Following its merger with Continental Airlines, United Airlines integrated its system with its partner airline this Saturday — and was confronted with a sudden array of glitches.
The two airlines, under the United Continental (NYSE:UAL) banner, have gone through a months-long process of IT synthesis to ensure that their operations melded successfully, with a special focus on smoothly combining their reservation platforms. The companies also trained a select 15,000 employees on the new software in the months following the merger.

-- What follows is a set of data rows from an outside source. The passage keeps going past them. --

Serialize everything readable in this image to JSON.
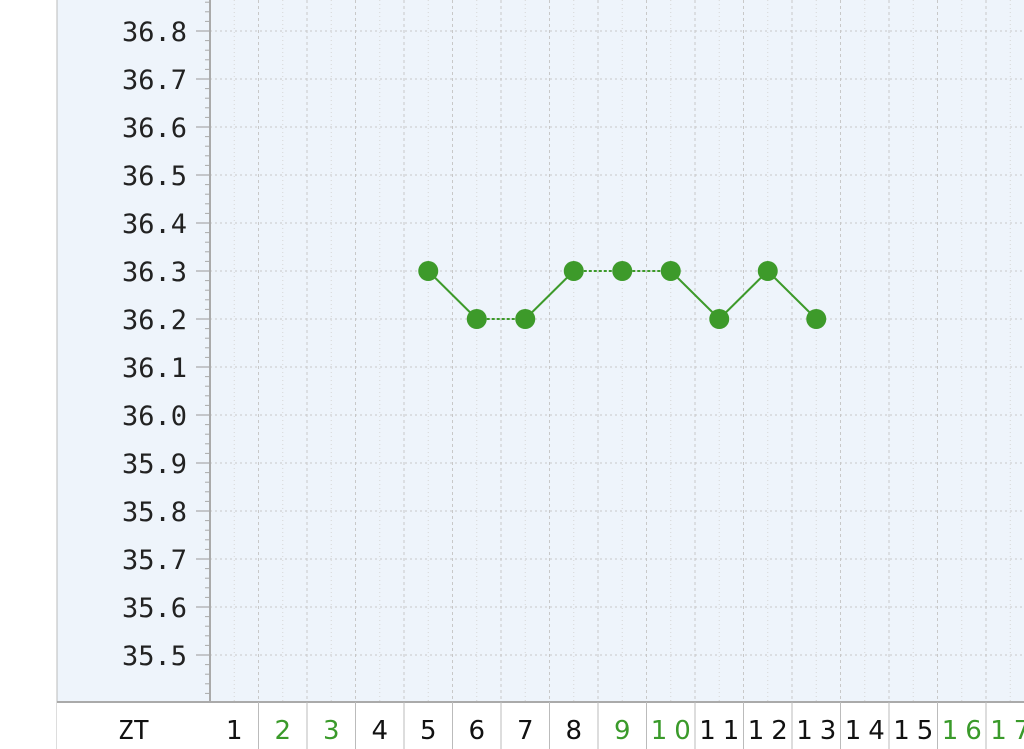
{
  "chart_data": {
    "type": "line",
    "row_label": "ZT",
    "x": [
      1,
      2,
      3,
      4,
      5,
      6,
      7,
      8,
      9,
      10,
      11,
      12,
      13,
      14,
      15,
      16,
      17
    ],
    "x_label_colors": [
      "#111111",
      "#3a9a2a",
      "#3a9a2a",
      "#111111",
      "#111111",
      "#111111",
      "#111111",
      "#111111",
      "#3a9a2a",
      "#3a9a2a",
      "#111111",
      "#111111",
      "#111111",
      "#111111",
      "#111111",
      "#3a9a2a",
      "#3a9a2a"
    ],
    "y_ticks": [
      "36.8",
      "36.7",
      "36.6",
      "36.5",
      "36.4",
      "36.3",
      "36.2",
      "36.1",
      "36.0",
      "35.9",
      "35.8",
      "35.7",
      "35.6",
      "35.5"
    ],
    "series": [
      {
        "x": [
          5,
          6,
          7,
          8,
          9,
          10,
          11,
          12,
          13
        ],
        "values": [
          36.3,
          36.2,
          36.2,
          36.3,
          36.3,
          36.3,
          36.2,
          36.3,
          36.2
        ]
      }
    ],
    "grid": true,
    "colors": {
      "line": "#3d9a2a",
      "panel": "#eef4fb",
      "grid": "#c8c8c8"
    }
  }
}
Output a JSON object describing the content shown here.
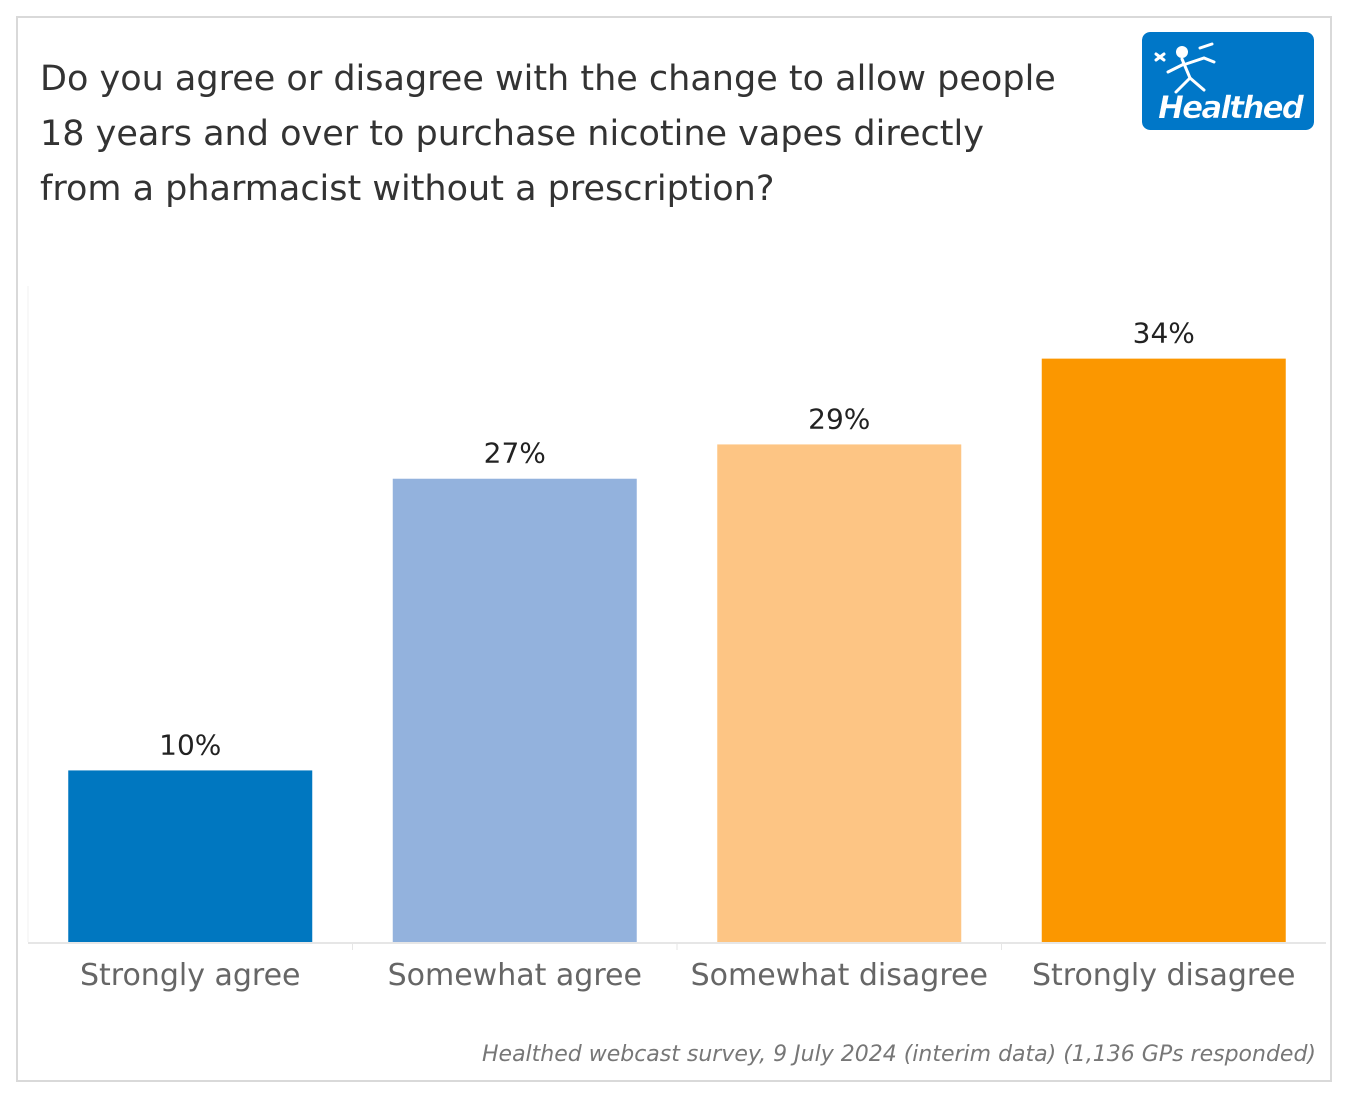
{
  "title": "Do you agree or disagree with the change to allow people 18 years and over to purchase nicotine vapes directly from a pharmacist without a prescription?",
  "logo": {
    "text": "Healthed",
    "color": "#0077c8"
  },
  "footnote": "Healthed webcast survey, 9 July 2024 (interim data) (1,136 GPs responded)",
  "chart_data": {
    "type": "bar",
    "title": "Do you agree or disagree with the change to allow people 18 years and over to purchase nicotine vapes directly from a pharmacist without a prescription?",
    "categories": [
      "Strongly agree",
      "Somewhat agree",
      "Somewhat disagree",
      "Strongly disagree"
    ],
    "values": [
      10,
      27,
      29,
      34
    ],
    "value_labels": [
      "10%",
      "27%",
      "29%",
      "34%"
    ],
    "colors": [
      "#0077c0",
      "#93b2dd",
      "#fdc584",
      "#fb9700"
    ],
    "xlabel": "",
    "ylabel": "",
    "ylim": [
      0,
      38
    ],
    "grid": false,
    "legend": "none"
  }
}
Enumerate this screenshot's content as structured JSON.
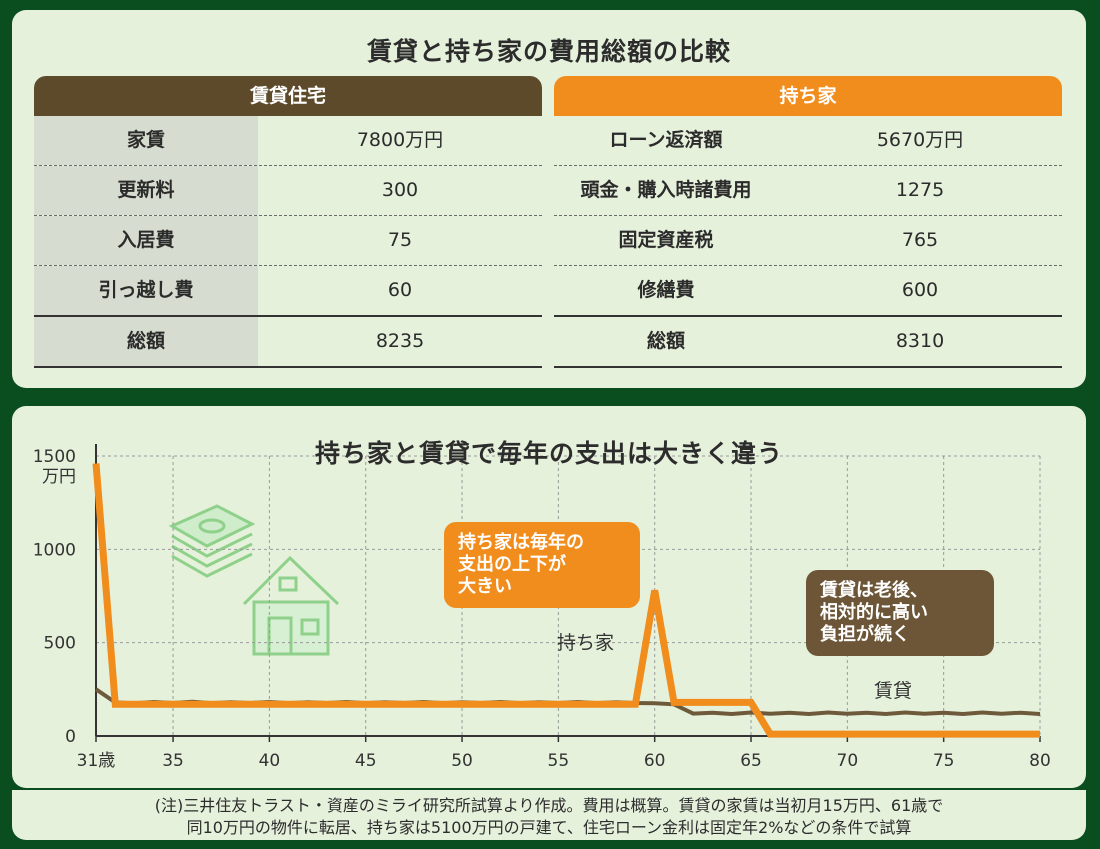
{
  "summary": {
    "title": "賃貸と持ち家の費用総額の比較",
    "rent": {
      "header": "賃貸住宅",
      "rows": [
        {
          "label": "家賃",
          "value": "7800万円"
        },
        {
          "label": "更新料",
          "value": "300"
        },
        {
          "label": "入居費",
          "value": "75"
        },
        {
          "label": "引っ越し費",
          "value": "60"
        },
        {
          "label": "総額",
          "value": "8235"
        }
      ]
    },
    "own": {
      "header": "持ち家",
      "rows": [
        {
          "label": "ローン返済額",
          "value": "5670万円"
        },
        {
          "label": "頭金・購入時諸費用",
          "value": "1275"
        },
        {
          "label": "固定資産税",
          "value": "765"
        },
        {
          "label": "修繕費",
          "value": "600"
        },
        {
          "label": "総額",
          "value": "8310"
        }
      ]
    }
  },
  "chart_data": {
    "type": "line",
    "title": "持ち家と賃貸で毎年の支出は大きく違う",
    "y_unit": "万円",
    "ylim": [
      0,
      1500
    ],
    "yticks": [
      0,
      500,
      1000,
      1500
    ],
    "xlim": [
      31,
      80
    ],
    "xticks": [
      31,
      35,
      40,
      45,
      50,
      55,
      60,
      65,
      70,
      75,
      80
    ],
    "x_first_tick_label": "31歳",
    "colors": {
      "own": "#f18d1c",
      "rent": "#6e5a3a"
    },
    "series": [
      {
        "name": "持ち家",
        "key": "own",
        "points": [
          [
            31,
            1460
          ],
          [
            32,
            170
          ],
          [
            59,
            170
          ],
          [
            60,
            780
          ],
          [
            61,
            180
          ],
          [
            65,
            180
          ],
          [
            66,
            10
          ],
          [
            80,
            10
          ]
        ]
      },
      {
        "name": "賃貸",
        "key": "rent",
        "points": [
          [
            31,
            250
          ],
          [
            32,
            180
          ],
          [
            33,
            175
          ],
          [
            34,
            182
          ],
          [
            35,
            177
          ],
          [
            36,
            183
          ],
          [
            37,
            176
          ],
          [
            38,
            181
          ],
          [
            39,
            177
          ],
          [
            40,
            182
          ],
          [
            41,
            176
          ],
          [
            42,
            181
          ],
          [
            43,
            177
          ],
          [
            44,
            182
          ],
          [
            45,
            176
          ],
          [
            46,
            181
          ],
          [
            47,
            177
          ],
          [
            48,
            182
          ],
          [
            49,
            176
          ],
          [
            50,
            181
          ],
          [
            51,
            177
          ],
          [
            52,
            182
          ],
          [
            53,
            176
          ],
          [
            54,
            181
          ],
          [
            55,
            177
          ],
          [
            56,
            182
          ],
          [
            57,
            176
          ],
          [
            58,
            181
          ],
          [
            59,
            177
          ],
          [
            60,
            175
          ],
          [
            61,
            170
          ],
          [
            62,
            120
          ],
          [
            63,
            125
          ],
          [
            64,
            118
          ],
          [
            65,
            126
          ],
          [
            66,
            119
          ],
          [
            67,
            125
          ],
          [
            68,
            118
          ],
          [
            69,
            126
          ],
          [
            70,
            119
          ],
          [
            71,
            125
          ],
          [
            72,
            118
          ],
          [
            73,
            126
          ],
          [
            74,
            119
          ],
          [
            75,
            125
          ],
          [
            76,
            118
          ],
          [
            77,
            126
          ],
          [
            78,
            119
          ],
          [
            79,
            125
          ],
          [
            80,
            118
          ]
        ]
      }
    ],
    "annotations": {
      "own_bubble": "持ち家は毎年の\n支出の上下が\n大きい",
      "rent_bubble": "賃貸は老後、\n相対的に高い\n負担が続く"
    }
  },
  "footnote": {
    "line1": "(注)三井住友トラスト・資産のミライ研究所試算より作成。費用は概算。賃貸の家賃は当初月15万円、61歳で",
    "line2": "同10万円の物件に転居、持ち家は5100万円の戸建て、住宅ローン金利は固定年2%などの条件で試算"
  }
}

However, Reuters reports that their reservation systems were struck by an unusual amount of errors and inconsistencies, resulting in a high volume of flight delays across the country this weekend. Broad services problems including jammed phone lines, and in particular malfunctioning kiosks, resulted in an inordinately high number of late flights. Around 25% of all domestic mainline flights were delayed past 30 minutes of stated departure on Saturday; the same number of flights experienced landing delays above 15 minutes through Sunday morning.
Express flights experienced significantly less delays, with slightly less than 13% of United Express flights experiencing delays in the 24 hours following systems integration. By 2:30 p.m. Sunday, the number of domestic mainline flights experiencing significant delay dipped slightly below 17%. Nevertheless, system problems persist, with United spokesperson Megan McCarthy claiming that “Our IT department still continues to fine-tune our system.”
Call volume also remains unusually high, with customer discontent mounting around protracted difficulties consolidating the miles earned separately under the now-merged airlines. While the initial rash of broad IT problems seems to be gradually smoothing, traveler anxiety nevertheless persists — especially since airlines have closed customer help desks in lieu of opening a higher volume of kiosks.
United is not the first airline to encounter system-integration IT problems; US Airways Group (NYSE:LCC) experienced a particularly choppy transition when merging the reservation systems of the former America West Airlines and US Airways in 2007. However, Delta Air Lines‘ (NYSE:DAL) 2008 systems merger with Northwest Airlines was markedly smoother than those of its competitors.